Kepatuhan terhadap protokol pengobatan merupakan faktor penting dalam keberhasilan pengobatan.
Pengobatan tuberkulosis bukan sekadar minum obat sampai batuk atau demam mereda, melainkan sebuah proses ketat yang membutuhkan kepatuhan yang teguh terhadap rejimen pengobatan. Menurut rekomendasi para profesional, prinsip pengobatan tuberkulosis didasarkan pada kombinasi beberapa obat, menggunakan dosis yang tepat sesuai berat badan, meminumnya secara teratur setiap hari, dan selama durasi yang ditentukan.
Biasanya, pada tuberkulosis yang rentan, pasien menjalani dua fase: fase intensif dan fase pemeliharaan, yang berlangsung sekitar enam bulan. Fase pertama bertujuan untuk menghilangkan bakteri dengan cepat, sedangkan fase kedua membantu "membersihkan" bakteri yang tersisa, mencegah kekambuhan. Obat harus diminum pada waktu yang tetap, sebaiknya saat perut kosong, untuk penyerapan yang optimal.
Pada kenyataannya, banyak pasien, setelah 1-2 minggu pengobatan, merasakan peningkatan nafsu makan, penambahan berat badan, dan berkurangnya batuk, sehingga mereka dengan ceroboh menghentikan pengobatan. Hal ini cukup umum terjadi di masyarakat. Beberapa orang berpikir bahwa "tidak adanya gejala berarti sembuh," tetapi sebenarnya, bakteri tuberkulosis masih tetap berada di dalam tubuh. Jika pengobatan dihentikan sebelum waktunya, bakteri tuberkulosis memiliki kesempatan untuk berkembang menjadi strain yang resisten terhadap obat.
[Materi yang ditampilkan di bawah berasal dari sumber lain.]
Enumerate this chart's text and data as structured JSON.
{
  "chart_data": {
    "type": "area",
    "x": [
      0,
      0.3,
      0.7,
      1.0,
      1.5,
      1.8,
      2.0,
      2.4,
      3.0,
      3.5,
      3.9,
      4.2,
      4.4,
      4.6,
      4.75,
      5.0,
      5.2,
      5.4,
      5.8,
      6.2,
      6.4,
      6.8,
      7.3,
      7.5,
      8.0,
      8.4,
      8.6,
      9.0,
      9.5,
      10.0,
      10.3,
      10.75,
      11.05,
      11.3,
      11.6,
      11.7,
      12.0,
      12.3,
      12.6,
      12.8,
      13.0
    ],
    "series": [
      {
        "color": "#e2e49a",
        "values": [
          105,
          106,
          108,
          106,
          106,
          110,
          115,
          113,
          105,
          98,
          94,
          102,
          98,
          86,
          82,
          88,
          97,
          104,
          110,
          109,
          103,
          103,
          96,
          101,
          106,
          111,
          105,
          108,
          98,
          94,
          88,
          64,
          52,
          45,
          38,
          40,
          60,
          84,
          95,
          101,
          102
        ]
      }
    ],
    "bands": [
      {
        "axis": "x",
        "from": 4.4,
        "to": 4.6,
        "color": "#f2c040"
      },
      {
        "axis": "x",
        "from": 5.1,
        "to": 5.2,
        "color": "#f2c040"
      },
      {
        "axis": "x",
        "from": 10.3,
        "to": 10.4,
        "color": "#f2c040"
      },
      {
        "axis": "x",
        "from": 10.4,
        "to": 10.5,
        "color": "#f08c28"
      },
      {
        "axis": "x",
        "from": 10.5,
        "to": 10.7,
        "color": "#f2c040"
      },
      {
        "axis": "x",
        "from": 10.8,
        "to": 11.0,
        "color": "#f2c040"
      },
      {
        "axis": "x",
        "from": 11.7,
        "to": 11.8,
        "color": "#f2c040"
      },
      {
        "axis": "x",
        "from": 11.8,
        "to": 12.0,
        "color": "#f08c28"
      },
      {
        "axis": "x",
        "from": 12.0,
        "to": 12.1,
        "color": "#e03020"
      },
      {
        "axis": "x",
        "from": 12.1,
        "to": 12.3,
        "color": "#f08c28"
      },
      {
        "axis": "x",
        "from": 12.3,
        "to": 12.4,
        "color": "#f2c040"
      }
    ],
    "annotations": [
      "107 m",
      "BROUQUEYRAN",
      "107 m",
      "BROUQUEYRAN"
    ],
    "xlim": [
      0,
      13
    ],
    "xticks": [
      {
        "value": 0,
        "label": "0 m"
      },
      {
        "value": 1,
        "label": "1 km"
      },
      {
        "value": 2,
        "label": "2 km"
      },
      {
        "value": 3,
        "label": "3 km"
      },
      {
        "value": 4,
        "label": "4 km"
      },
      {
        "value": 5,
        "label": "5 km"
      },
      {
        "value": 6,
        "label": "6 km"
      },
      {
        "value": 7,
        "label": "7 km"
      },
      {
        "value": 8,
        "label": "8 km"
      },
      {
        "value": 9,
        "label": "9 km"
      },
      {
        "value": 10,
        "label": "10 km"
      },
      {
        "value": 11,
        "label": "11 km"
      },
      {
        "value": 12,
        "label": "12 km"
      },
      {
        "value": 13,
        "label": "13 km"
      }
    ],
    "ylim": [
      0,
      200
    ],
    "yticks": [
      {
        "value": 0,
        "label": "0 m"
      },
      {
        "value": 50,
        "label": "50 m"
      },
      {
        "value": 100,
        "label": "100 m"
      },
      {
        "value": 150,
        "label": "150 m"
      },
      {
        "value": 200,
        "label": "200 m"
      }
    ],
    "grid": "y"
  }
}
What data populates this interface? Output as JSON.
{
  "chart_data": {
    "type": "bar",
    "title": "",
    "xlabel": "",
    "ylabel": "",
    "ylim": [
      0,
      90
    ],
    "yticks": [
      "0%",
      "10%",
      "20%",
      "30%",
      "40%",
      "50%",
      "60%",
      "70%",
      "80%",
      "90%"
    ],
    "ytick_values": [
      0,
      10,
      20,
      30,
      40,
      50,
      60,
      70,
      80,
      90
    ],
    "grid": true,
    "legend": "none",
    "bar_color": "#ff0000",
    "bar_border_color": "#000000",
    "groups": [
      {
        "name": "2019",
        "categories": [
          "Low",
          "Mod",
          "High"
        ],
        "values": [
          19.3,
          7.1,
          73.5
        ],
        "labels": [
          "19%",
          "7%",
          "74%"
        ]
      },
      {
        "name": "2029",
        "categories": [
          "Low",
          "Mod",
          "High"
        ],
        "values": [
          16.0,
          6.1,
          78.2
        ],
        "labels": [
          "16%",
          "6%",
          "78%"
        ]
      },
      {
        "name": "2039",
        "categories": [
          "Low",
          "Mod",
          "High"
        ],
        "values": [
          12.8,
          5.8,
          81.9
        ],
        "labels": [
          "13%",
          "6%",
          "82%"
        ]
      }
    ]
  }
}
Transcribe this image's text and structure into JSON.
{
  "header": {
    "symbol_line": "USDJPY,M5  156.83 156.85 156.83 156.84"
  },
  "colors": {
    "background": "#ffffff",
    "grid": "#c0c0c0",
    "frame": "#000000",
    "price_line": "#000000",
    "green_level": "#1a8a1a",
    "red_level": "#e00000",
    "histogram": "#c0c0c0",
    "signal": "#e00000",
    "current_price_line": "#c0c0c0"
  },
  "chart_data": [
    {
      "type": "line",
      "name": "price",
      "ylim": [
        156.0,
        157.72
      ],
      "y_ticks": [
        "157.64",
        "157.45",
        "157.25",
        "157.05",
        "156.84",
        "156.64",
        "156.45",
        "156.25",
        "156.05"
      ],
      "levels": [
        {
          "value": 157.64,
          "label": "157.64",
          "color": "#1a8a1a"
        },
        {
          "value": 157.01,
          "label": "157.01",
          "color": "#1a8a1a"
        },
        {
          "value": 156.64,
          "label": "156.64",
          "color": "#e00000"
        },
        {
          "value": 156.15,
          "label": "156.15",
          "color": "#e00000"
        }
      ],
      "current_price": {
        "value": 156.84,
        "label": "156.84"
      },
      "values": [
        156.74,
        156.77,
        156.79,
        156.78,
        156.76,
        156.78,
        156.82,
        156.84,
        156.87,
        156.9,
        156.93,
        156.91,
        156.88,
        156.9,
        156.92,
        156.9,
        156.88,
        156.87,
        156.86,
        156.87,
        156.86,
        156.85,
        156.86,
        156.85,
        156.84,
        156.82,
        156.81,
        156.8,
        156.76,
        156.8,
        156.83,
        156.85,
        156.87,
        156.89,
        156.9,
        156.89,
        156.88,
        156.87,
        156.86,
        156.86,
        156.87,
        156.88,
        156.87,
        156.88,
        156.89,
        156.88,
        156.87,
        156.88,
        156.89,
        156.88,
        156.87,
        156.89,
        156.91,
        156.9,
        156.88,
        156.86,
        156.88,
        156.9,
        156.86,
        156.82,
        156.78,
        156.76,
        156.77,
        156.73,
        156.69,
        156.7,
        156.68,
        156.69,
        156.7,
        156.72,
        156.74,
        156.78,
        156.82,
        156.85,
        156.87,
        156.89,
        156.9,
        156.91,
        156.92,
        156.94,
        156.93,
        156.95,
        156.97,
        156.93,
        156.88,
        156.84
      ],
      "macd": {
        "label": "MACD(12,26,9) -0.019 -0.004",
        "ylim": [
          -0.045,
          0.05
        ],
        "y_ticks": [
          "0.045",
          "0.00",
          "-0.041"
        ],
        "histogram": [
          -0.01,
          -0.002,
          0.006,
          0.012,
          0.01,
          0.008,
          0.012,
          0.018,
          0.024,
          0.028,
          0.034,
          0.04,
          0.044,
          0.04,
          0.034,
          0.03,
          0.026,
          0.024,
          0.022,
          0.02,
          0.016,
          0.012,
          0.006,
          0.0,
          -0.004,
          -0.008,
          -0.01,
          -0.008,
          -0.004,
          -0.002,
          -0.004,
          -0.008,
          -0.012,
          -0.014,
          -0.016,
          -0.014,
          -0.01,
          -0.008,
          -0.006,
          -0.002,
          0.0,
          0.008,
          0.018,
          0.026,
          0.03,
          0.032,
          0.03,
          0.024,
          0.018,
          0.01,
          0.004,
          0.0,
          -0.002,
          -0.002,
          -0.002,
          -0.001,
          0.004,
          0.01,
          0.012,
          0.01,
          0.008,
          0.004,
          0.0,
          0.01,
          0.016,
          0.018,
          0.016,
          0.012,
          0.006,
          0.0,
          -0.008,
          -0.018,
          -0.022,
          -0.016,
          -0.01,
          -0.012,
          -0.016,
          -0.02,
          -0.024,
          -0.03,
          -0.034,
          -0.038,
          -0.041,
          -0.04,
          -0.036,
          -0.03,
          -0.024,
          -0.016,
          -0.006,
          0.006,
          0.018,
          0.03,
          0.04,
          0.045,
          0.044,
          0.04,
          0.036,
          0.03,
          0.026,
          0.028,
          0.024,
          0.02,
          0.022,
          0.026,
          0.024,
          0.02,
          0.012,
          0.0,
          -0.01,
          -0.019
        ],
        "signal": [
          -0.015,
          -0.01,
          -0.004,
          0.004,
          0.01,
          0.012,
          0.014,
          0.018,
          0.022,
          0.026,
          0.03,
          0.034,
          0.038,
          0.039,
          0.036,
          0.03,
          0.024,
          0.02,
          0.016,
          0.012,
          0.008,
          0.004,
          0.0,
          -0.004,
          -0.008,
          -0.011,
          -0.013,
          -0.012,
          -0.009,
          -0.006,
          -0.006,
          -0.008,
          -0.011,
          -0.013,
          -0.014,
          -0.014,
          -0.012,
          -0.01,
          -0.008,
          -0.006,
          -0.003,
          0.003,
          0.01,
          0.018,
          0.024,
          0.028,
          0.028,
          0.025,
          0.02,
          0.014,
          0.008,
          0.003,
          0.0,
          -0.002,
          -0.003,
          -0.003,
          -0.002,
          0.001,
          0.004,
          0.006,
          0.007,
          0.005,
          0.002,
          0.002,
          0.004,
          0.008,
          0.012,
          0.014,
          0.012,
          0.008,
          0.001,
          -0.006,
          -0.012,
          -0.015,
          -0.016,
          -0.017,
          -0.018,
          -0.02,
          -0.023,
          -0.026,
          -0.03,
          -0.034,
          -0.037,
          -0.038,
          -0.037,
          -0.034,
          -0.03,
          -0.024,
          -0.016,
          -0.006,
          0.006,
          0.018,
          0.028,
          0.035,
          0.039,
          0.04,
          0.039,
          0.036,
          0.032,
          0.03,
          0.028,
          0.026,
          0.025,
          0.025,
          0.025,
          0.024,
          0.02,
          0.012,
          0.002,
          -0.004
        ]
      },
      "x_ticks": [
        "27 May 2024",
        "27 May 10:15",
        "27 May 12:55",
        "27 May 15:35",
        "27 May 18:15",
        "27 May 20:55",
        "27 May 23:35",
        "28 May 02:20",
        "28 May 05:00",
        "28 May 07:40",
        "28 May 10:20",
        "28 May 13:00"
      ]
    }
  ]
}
Untuk memastikan pasien tidak menghentikan pengobatan, sektor kesehatan saat ini menerapkan strategi DOTS – yang berarti pasien dipantau dan diawasi langsung oleh tenaga profesional kesehatan atau kolaborator terkait asupan obat. Hal ini dianggap sebagai "kunci" untuk meningkatkan tingkat keberhasilan pengobatan.
Menghentikan pengobatan: Konsekuensi bukan hanya bagi individu.
Menurut Dr. Tran Quang Dung, Wakil Direktur Rumah Sakit Tuberkulosis dan Penyakit Paru Ca Mau : Menghentikan pengobatan terlalu dini adalah penyebab utama tuberkulosis resisten obat. Hal ini menyebabkan proses pengobatan yang jauh lebih lama dan rumit, berpotensi berlangsung 9-20 bulan dengan obat yang lebih kuat dan lebih mahal, serta secara signifikan meningkatkan risiko kematian.
Selain itu, pengobatan yang tidak tuntas dapat meninggalkan dampak buruk yang parah pada paru-paru. Kerusakan dapat menyebar, menyebabkan gangguan fungsi pernapasan dan efek jangka panjang pada kesehatan dan kualitas hidup pasien.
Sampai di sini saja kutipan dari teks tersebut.